Gov. Gavin Newsom of California has revealed that the state just ordered 5,000 body bags more and that 60 refrigerated trucks are on standby to manage COVID-19 fatalities. The governor reported on Tuesday that the state just hit 32,326 new daily cases and 142 new deaths on Tuesday. He said the state is experiencing a renewed surge in the daily number of coronavirus infection rates and that this appears to be the highest in a number of months.

According to the governor, California is currently in the throes of the pandemic, and people must pay attention to the rising figures and protect themselves accordingly. He said the state is undergoing “the most intense and urgent moment since the beginning of this pandemic” and everyone must adhere to health and safety protocols and also stay back at home if possible.

With the additional order of 5,000 body bags, the state had already distributed thousands of body bags to San Diego, Los Angeles, and Inyo counties.

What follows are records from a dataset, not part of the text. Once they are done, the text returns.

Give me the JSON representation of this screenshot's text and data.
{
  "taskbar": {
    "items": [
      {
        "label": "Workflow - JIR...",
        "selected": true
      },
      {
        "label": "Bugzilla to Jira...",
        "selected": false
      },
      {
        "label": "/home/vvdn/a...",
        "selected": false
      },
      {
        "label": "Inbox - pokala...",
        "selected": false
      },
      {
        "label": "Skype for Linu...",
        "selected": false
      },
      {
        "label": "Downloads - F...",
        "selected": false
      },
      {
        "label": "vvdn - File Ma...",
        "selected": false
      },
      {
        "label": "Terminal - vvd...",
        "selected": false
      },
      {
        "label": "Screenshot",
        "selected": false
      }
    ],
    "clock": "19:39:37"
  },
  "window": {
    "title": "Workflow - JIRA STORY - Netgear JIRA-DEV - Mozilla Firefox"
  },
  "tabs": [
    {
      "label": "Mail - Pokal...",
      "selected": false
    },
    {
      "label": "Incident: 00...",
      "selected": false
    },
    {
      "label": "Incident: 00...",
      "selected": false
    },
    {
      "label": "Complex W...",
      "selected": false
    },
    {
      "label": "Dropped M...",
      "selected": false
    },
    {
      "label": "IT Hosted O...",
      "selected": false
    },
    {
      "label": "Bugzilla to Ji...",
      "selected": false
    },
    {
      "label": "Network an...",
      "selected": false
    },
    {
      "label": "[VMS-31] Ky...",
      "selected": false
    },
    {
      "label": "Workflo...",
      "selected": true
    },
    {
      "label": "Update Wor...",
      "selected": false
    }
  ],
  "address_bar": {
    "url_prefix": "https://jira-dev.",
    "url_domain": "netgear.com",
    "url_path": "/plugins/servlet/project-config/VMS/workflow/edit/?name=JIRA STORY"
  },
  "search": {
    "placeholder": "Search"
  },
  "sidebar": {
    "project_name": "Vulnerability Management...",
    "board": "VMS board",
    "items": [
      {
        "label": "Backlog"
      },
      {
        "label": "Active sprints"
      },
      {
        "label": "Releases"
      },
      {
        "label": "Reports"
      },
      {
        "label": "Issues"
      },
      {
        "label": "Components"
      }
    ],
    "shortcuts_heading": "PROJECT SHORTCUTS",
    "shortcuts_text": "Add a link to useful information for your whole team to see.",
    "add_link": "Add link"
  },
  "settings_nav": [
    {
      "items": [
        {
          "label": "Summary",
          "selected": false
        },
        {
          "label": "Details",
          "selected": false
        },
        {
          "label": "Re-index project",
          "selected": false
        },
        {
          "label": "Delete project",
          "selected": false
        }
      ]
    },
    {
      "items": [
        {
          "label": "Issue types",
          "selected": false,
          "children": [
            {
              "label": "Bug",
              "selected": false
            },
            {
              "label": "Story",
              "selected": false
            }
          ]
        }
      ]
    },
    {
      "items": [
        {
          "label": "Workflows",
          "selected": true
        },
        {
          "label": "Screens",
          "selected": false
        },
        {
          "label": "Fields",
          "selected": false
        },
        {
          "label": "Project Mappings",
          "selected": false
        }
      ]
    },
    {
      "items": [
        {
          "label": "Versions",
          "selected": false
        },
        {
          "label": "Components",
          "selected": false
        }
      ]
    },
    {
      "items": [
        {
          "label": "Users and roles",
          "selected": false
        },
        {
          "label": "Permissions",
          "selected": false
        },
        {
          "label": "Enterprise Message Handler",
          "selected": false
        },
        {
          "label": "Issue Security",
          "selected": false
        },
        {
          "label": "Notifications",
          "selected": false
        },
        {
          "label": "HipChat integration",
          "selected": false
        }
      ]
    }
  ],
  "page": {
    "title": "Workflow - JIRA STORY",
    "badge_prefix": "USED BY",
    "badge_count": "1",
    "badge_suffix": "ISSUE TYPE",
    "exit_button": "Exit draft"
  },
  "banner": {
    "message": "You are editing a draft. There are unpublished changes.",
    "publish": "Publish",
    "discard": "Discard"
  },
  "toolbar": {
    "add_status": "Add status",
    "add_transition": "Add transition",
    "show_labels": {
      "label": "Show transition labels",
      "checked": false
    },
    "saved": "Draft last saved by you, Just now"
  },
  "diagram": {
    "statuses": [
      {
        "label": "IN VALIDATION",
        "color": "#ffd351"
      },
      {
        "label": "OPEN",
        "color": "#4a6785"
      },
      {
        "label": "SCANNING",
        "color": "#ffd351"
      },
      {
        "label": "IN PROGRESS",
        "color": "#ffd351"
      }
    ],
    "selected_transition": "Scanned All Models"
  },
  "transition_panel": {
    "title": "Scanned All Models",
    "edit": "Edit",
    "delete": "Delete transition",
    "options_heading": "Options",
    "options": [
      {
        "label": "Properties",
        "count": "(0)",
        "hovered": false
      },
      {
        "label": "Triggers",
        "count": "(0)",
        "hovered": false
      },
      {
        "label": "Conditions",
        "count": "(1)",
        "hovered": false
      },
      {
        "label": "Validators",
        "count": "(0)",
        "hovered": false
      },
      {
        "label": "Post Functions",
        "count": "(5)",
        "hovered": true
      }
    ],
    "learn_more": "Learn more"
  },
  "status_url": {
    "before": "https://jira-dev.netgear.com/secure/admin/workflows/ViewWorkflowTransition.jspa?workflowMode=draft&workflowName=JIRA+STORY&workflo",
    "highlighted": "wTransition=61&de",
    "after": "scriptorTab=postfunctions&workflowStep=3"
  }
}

The 60 53-foot refrigerated storage truck units will also remain on standby since morgues are filling up fast in the face of over 14,000 patients hospitalized for COVID-19. More than 3,000 patients are placed in intensive care units around the state and many are touting that a “third wave” of the pandemic may be around the corner, Fox News reports.

“This is a deadly disease, and we need to be mindful of where we are,” Newsom said. “We are not at the finish line yet. There is light at the end of the tunnel. But we are still in the tunnel, going through the most challenging and difficult surge we’ve experienced since the beginning of this pandemic.”

The governor has also established a coroner mutual aid and mass fatality program where coroners and morgues can coordinate their responses to rising death cases in the state. The availability of ICUs in Southern California and the San Joaquin Valley is less than 2%, while those of other hospitals in the state are around 5.7%.

Areas such as San Joaquin Valley, Southern California, and Greater Sacramento have been ordered to shut down due to the rising cases of coronavirus infection and a declining availability of ICUs. People are to stay in their various homes and only essential services and restaurants are allowed to operate at half capacity. However, COVID-19 vaccines have arrived in California and the first dose was administered on Monday. The vaccines will be delivered to 24 locations where people can get them, and almost 40 hospitals should have them by Friday.